Nevertheless, the F.D.A. agreed. The two-page rationale, as they called it,
released in February 2001, said that those who do eat canned tuna consume,
at most, only about seven ounces a week, or not enough to pose a risk of
mercury contamination.
Following that reasoning, why advise pregnant women not to eat tilefish
or shark, which are consumed seldom, if at all?
"We'll never know exactly how much influence industry had in the
process," said Jane Houlihan, vice president for research at the
Environmental Working Group. "What we do know is that tuna was in the draft
advisories and wasn't in the final advisory. The F.D.A. ignored the advice
from every other group they called in. And we know the F.D.A.'s public
excuse for why they dropped tuna from the advisory is untrue. Their excuse
is that people don't eat enough canned tuna, so there is no need for an
advisory."
Randi Thomas, a spokeswoman for the U.S. Tuna Foundation, the trade
association representing the domestic canned tuna industry, acknowledged her
association's influence. "I certainly hope we had an impact," she said,
"because we showed them the nutritional benefits of tuna."
Critics of the advisory say the F.D.A. based its recommendations on
outdated research about safe mercury levels in the blood, with the limit
eight times higher than was deemed safe by both the National Academy of
Sciences and the Environmental Protection Agency. If the F.D.A. followed the
National Academy's standard, it would tell pregnant women not to eat any
tuna steaks at all, and canned tuna only once a month.

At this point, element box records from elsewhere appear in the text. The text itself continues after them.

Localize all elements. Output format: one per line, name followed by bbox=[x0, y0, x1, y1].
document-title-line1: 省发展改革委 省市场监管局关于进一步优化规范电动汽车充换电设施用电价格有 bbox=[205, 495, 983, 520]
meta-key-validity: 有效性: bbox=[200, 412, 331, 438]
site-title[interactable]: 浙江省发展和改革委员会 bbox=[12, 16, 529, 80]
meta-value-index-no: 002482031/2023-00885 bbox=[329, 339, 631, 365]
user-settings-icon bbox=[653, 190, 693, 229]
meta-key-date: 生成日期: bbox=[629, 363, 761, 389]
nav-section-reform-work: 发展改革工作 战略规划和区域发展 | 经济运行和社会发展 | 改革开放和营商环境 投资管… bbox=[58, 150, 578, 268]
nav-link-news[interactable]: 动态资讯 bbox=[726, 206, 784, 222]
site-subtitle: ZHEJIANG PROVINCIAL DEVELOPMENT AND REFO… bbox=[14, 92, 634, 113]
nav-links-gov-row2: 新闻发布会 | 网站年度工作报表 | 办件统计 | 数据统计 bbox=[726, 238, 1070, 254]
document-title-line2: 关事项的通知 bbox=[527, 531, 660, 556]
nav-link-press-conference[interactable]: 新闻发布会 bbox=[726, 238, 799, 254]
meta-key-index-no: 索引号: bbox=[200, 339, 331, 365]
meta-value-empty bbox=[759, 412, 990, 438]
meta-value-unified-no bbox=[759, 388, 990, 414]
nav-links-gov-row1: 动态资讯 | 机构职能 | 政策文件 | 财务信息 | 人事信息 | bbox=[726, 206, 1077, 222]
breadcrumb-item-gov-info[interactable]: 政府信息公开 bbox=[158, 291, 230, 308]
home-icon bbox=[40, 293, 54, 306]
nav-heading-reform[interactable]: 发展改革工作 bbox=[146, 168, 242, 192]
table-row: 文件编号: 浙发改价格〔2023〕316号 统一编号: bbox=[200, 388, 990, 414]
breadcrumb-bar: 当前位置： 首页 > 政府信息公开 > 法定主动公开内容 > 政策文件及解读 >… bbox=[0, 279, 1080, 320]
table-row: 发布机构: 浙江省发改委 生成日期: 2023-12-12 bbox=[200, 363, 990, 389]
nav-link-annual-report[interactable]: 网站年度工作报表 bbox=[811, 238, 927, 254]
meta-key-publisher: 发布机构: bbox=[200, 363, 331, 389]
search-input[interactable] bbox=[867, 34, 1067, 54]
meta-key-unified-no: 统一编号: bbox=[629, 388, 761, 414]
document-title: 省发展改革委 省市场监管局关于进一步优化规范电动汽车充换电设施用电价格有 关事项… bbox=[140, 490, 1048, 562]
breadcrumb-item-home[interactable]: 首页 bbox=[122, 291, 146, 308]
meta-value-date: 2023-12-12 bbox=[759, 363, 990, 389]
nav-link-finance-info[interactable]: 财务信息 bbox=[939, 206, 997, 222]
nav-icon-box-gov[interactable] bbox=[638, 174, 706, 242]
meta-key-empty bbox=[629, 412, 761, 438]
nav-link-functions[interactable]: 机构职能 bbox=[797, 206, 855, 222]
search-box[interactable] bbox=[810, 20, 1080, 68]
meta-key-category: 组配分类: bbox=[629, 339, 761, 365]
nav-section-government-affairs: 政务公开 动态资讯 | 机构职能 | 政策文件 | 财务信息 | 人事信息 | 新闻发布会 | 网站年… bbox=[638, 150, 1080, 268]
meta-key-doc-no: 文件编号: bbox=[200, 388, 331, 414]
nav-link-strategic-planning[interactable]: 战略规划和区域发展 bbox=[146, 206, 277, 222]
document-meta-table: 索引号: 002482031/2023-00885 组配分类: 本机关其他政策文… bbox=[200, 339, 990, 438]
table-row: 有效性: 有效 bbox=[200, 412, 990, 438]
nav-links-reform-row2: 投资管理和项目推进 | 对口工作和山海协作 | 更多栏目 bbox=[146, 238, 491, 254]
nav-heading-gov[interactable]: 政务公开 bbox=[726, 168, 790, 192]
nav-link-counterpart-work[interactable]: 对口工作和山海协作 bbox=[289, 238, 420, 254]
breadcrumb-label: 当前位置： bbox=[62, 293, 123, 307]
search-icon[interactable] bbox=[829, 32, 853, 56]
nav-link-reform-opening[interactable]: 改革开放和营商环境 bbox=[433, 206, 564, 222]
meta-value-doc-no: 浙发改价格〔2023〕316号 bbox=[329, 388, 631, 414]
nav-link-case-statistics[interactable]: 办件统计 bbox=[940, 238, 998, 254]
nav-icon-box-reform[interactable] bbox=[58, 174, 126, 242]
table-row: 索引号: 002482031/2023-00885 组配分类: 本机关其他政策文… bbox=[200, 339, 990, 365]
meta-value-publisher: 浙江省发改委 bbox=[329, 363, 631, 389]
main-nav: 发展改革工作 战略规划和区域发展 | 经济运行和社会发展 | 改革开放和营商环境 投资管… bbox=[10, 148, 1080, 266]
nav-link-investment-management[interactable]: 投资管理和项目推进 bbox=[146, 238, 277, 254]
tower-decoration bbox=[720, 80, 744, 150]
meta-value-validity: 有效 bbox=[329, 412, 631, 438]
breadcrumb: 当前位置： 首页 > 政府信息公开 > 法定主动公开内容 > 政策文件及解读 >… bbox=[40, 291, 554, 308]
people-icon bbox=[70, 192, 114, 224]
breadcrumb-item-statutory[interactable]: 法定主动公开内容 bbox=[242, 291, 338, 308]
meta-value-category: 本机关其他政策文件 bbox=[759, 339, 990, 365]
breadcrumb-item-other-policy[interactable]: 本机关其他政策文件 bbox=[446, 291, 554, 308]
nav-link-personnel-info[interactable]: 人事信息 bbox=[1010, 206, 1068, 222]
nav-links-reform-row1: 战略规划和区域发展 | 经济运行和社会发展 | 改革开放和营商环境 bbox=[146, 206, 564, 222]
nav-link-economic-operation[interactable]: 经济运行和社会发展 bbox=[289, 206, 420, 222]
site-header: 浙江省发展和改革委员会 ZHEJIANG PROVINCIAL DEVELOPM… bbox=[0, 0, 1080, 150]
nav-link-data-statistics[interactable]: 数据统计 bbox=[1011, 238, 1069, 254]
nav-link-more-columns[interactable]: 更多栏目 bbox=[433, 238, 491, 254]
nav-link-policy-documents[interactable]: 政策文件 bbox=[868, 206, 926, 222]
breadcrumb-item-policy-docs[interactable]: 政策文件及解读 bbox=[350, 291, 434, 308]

Meanwhile, the Centers for Disease Control and Prevention has data
showing that 10 to 15 percent of American women of child-bearing age
600,000 have mercury in their blood at levels higher than the E.P.A.'s
safe level, putting their children at risk of harm.
Scientists are still assessing the impact of mercury on fetuses. Some
studies done in other countries have found that mothers who ate fish with
high levels of mercury bore children with scores on intelligence tests 7 to
8 points lower on a 100-point scale. Two studies linked neurotoxic effects
like delays in mental development to chronic fetal exposure to high levels
of mercury from fish.
While the F.D.A. reviews its advisory, Congress also may take action.
Representative Frank Pallone Jr., a New Jersey Democrat, questioned the
agency's motives last week and asked the inspector general of Health and
Human Services to investigate. Mr. Pallone has introduced legislation that
would require the F.D.A. to test mercury levels in fish, a program abandoned
in 1998, and to set a safer threshold level for it in seafood.